Avril - 9 (3).
— Je me demande s'il se plaît, là-dedans. Il ne fait pas tous les jours beau, mais il doit être à l'abri.
— Ne t'inquiète pas. Il doit passer son temps à raconter des histoires aux vers de terre.
— Dis. Tu penses qu'on se retrouvera ? Je veux dire, une fois que...
— Je ne sais pas trop, répondit Victor d'une toute petite voix. Probablement. J'espère.

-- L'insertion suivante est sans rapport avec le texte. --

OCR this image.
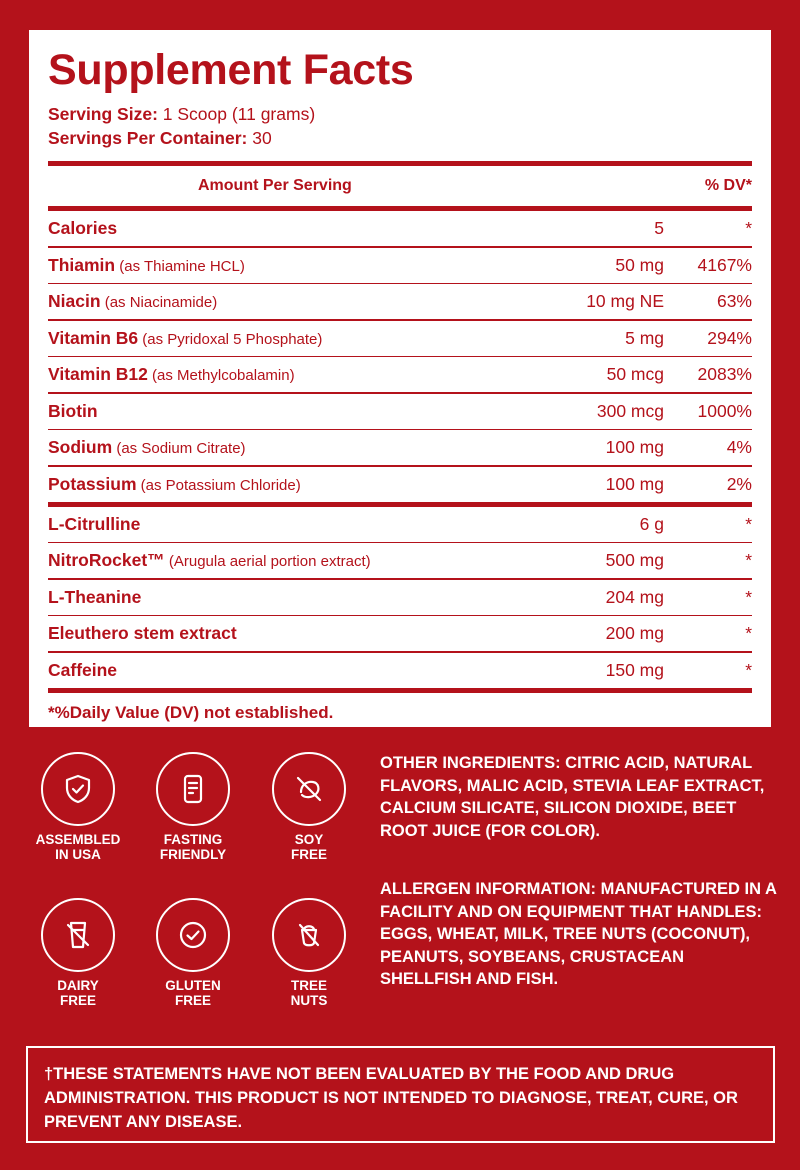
Supplement Facts
Serving Size: 1 Scoop (11 grams)
Servings Per Container: 30
Amount Per Serving	% DV*
Calories	5	*
Thiamin (as Thiamine HCL)	50 mg	4167%
Niacin (as Niacinamide)	10 mg NE	63%
Vitamin B6 (as Pyridoxal 5 Phosphate)	5 mg	294%
Vitamin B12 (as Methylcobalamin)	50 mcg	2083%
Biotin	300 mcg	1000%
Sodium (as Sodium Citrate)	100 mg	4%
Potassium (as Potassium Chloride)	100 mg	2%
L-Citrulline	6 g	*
NitroRocket™ (Arugula aerial portion extract)	500 mg	*
L-Theanine	204 mg	*
Eleuthero stem extract	200 mg	*
Caffeine	150 mg	*
*%Daily Value (DV) not established.
ASSEMBLED
IN USA
FASTING
FRIENDLY
SOY
FREE
DAIRY
FREE
GLUTEN
FREE
TREE
NUTS
OTHER INGREDIENTS: CITRIC ACID, NATURAL FLAVORS, MALIC ACID, STEVIA LEAF EXTRACT, CALCIUM SILICATE, SILICON DIOXIDE, BEET ROOT JUICE (FOR COLOR).
ALLERGEN INFORMATION: MANUFACTURED IN A FACILITY AND ON EQUIPMENT THAT HANDLES: EGGS, WHEAT, MILK, TREE NUTS (COCONUT), PEANUTS, SOYBEANS, CRUSTACEAN SHELLFISH AND FISH.
†THESE STATEMENTS HAVE NOT BEEN EVALUATED BY THE FOOD AND DRUG ADMINISTRATION. THIS PRODUCT IS NOT INTENDED TO DIAGNOSE, TREAT, CURE, OR PREVENT ANY DISEASE.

— Tu crois à la réincarnation ?
— Peut-être pas en tant que telle, mais je crois que nous portons le poids des espoirs de ceux qui sont partis. C'est ça, pour moi, la vraie réincarnation ; la possibilité que les vivants ont de faire vivre les espoirs et les attentes des morts.
— Personnellement, je pense qu'on finit par se revoir. Tant que notre histoire ne sera pas complète, il y aura toujours un endroit où nous nous reverrons. Mais je sais aussi que nous ne sommes jamais sûrs. Les tomes abandonnés dans un tiroir, ce n'est pas ce qui manque. Les écrivains le savent mieux que personne ; nous avons tous une histoire inachevée dans notre coeur. Alors j'essaie de faire en sorte de ne pas avoir à ressentir de regrets... Trop tard, fit-il remarquer avec une courte pause. Tant pis.
— Nous n'avons qu'à réparer ça.
— Et comment ?
La voix de Yann, aussi tranchante qu'une hallebarde pourfendeuse, frappa Victor de plein fouet. Ce n'était pas rare que le blond se montre cynique, mais jamais aussi froidement. Cette fois, Victor savait que ce serait probablement plus compliqué que d'habitude.
— Il suffit simplement de te débarrasser de ce poids.
— Tu le peux ? Faire disparaître cette erreur par magie ? Remonter le temps, agir sur les flux de mon inspiration, me donner la force suffisante pour écrire cette histoire avant que ce putain d'arrêt cardiaque ne l'emporte ? Sois sérieux, Victor. On ne peut pas. Je vais devoir vivre avec ce regret.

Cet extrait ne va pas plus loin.